To Sokalize is to plant a piece of gibberish in a supposedly serious academic paper to demonstrate the credibility or lack of credibility of the editors. The original Sokal hoax.
This one caught the once-respected journal of popular science reporting. This is old news and it is surprising that it has not been referred to more often.
A few years ago, I learned of an article by Mark Z. Jacobson and Mark A. Delucchi in the November 2009 issue of Scientific American called “A Path to Sustainable Energy.” My first impression was, “These guys must be joking.” My second impression was, “Yes, they are joking, and the joke is on Scientific American.” Jacobson and Delucchi wrote a spoof to show what tomfoolery can be published in Scientific American, rather like Alan Sokal’s spoof of post-modernist jargon in Social Text. They did manage to squeeze in some calculations that detail what is really involved in a carbon-free economy, but avoided all precautionary words, lest the editors reject the manuscript. It’s a laugh a minute.
The authors have humorously gone way beyond Al Gore’s challenge to “to repower America with 100 percent carbon-free electricity within 10 years.” They have a plan “to determine how 100 percent of the world’s energy, for all purposes, could be supplied by wind, water and solar [WWS] resources, by as early as 2030.”
Then the went a bit further and took on the National Academies. I have been wondering about the Academies.
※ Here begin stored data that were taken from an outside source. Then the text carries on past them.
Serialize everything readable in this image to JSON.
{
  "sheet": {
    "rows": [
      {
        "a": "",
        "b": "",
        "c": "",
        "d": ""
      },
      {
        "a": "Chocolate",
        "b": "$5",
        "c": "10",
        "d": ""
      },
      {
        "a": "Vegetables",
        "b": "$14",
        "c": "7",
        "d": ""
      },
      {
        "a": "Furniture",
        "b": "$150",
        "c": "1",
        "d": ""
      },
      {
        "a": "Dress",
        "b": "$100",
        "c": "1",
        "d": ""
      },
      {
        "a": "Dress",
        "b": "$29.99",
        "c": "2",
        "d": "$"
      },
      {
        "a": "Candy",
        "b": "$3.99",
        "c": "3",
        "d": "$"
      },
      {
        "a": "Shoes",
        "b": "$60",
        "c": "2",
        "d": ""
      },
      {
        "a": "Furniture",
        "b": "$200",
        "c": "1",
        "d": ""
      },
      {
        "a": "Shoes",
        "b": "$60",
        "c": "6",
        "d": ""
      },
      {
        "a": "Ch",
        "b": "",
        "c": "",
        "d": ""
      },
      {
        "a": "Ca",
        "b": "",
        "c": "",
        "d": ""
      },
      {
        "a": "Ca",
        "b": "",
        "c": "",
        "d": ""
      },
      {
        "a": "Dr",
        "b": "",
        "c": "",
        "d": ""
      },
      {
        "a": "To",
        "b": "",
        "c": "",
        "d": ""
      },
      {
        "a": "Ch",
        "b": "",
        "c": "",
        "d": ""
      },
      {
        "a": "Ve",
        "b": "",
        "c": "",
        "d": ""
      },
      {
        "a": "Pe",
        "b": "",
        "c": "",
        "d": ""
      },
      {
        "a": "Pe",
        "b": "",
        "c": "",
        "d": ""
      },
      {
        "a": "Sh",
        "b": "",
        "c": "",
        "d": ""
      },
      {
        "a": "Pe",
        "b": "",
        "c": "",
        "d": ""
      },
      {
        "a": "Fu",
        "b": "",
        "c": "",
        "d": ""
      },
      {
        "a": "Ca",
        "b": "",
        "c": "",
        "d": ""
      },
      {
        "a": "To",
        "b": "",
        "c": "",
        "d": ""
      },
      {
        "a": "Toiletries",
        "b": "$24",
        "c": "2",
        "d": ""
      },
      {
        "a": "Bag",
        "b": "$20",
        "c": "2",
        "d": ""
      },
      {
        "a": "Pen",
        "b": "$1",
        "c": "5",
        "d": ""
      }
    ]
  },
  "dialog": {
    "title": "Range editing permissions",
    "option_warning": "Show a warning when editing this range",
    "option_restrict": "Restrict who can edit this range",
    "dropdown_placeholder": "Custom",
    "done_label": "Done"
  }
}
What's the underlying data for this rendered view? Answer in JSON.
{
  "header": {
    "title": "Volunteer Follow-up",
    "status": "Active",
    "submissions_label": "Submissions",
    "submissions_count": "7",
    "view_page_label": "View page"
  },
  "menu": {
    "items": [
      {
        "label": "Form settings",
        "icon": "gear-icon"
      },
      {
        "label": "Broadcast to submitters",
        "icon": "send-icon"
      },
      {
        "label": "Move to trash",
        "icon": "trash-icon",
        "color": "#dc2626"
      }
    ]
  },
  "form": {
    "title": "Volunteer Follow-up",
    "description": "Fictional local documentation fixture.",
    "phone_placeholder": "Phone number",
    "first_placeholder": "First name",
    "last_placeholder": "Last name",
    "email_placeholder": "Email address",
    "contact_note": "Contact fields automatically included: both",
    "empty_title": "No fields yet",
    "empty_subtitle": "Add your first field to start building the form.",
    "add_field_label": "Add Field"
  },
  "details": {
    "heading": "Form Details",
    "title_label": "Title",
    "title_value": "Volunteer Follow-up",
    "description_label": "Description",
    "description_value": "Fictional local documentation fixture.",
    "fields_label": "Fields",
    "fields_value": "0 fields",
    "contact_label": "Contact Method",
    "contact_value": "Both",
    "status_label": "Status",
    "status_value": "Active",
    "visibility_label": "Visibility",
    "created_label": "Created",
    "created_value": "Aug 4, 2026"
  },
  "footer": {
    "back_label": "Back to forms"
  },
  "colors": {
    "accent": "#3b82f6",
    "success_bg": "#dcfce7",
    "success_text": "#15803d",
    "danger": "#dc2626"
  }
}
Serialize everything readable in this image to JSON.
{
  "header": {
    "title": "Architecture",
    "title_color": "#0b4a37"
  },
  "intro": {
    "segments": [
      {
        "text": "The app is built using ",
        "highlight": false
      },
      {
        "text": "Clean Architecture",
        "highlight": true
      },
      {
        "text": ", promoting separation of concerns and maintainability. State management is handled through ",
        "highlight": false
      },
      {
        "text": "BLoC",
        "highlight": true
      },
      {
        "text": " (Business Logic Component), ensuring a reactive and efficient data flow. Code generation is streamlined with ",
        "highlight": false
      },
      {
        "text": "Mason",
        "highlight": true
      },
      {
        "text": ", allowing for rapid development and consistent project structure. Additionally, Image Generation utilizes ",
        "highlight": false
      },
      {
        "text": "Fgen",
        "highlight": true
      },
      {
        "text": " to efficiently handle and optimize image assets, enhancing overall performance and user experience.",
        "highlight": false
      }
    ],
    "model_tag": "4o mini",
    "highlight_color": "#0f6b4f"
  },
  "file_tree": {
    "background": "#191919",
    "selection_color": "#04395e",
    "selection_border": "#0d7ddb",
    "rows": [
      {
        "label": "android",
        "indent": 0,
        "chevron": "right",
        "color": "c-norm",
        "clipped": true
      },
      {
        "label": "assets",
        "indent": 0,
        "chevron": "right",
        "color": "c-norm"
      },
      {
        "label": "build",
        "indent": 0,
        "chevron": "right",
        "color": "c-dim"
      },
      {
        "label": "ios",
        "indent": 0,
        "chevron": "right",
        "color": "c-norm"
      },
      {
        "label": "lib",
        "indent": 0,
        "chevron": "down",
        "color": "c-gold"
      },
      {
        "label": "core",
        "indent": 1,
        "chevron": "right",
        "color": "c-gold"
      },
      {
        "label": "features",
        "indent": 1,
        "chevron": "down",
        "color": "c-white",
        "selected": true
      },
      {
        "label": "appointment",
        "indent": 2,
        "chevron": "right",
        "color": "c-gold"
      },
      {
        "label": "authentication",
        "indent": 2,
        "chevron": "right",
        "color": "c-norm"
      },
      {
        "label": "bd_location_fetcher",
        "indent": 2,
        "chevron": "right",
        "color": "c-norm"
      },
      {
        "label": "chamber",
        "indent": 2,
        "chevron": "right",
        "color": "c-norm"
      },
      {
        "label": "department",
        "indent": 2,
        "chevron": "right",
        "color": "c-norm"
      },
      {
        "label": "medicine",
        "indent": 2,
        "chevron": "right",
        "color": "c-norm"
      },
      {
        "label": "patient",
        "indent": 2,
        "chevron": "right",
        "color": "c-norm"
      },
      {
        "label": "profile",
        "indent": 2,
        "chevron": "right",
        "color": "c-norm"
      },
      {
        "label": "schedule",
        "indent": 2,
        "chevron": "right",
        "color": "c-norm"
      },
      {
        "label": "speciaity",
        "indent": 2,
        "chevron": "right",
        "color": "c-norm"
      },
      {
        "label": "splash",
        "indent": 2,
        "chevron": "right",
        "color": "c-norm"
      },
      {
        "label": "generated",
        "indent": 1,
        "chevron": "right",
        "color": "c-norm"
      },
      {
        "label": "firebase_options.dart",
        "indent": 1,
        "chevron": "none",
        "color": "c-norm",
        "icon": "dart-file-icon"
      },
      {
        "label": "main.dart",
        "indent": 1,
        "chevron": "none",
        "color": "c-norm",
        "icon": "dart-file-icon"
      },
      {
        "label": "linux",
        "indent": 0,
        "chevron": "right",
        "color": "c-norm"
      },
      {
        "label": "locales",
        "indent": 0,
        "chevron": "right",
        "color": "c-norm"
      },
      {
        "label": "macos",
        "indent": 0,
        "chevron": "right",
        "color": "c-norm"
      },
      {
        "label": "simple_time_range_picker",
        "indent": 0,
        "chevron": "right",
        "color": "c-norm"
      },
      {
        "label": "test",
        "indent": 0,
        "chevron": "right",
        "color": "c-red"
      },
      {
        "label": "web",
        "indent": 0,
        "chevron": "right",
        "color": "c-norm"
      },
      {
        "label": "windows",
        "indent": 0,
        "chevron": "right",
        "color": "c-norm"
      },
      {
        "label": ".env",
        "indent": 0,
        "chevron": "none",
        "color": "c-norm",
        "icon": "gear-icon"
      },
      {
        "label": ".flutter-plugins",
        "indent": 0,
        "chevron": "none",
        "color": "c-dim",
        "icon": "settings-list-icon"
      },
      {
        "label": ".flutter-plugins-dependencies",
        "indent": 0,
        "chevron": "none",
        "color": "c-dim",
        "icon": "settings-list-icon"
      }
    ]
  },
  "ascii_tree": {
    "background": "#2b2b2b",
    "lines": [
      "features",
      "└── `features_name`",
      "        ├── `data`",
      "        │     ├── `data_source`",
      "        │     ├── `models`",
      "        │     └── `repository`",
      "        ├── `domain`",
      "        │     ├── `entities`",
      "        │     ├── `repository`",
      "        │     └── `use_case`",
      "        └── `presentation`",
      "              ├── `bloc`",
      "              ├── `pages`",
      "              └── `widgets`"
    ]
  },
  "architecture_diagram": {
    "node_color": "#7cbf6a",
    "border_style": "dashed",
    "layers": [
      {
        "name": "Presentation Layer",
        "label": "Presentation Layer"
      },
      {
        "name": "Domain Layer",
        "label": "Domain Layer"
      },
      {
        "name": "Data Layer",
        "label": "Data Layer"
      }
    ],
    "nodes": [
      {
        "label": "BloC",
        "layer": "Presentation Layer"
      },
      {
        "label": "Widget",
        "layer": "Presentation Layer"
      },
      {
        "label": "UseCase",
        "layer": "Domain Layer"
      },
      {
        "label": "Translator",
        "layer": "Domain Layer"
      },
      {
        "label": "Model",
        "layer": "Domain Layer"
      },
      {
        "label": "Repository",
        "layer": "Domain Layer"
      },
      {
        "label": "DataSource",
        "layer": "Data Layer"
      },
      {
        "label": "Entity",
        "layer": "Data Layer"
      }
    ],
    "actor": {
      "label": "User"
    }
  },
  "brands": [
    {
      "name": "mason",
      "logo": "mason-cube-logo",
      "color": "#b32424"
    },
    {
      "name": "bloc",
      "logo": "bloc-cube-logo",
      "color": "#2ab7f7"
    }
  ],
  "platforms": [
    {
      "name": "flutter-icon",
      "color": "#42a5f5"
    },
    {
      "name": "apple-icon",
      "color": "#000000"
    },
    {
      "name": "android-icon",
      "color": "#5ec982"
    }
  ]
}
Robert Bryce, writing in The National Review , points out something that was unknown to me: Jacobson and Delucci published essentially the same stuff in the Proceedings of the National Academies:
“The paper, which claimed to offer “a low-cost solution to the grid reliability problem” with 100 percent renewables, went on to win the Cozzarelli Prize, an annual award handed out by the National Academy. A Stanford website said that Jacobson’s paper was one of six chosen by “the editorial board of the Proceedings of the National Academy of Sciences from the more than 3,000 research articles published in the journal in 2015.”
Perhaps Jacobson and Delucci meant to illustrate the low standards of the National Academies. In any case, Christopher Clack and 20 colleagues missed the humor, and took the intrepid Stanford scholars seriously enough to write a scathing rebuttal , and they published it in the very same Proceedings as the J&D paper.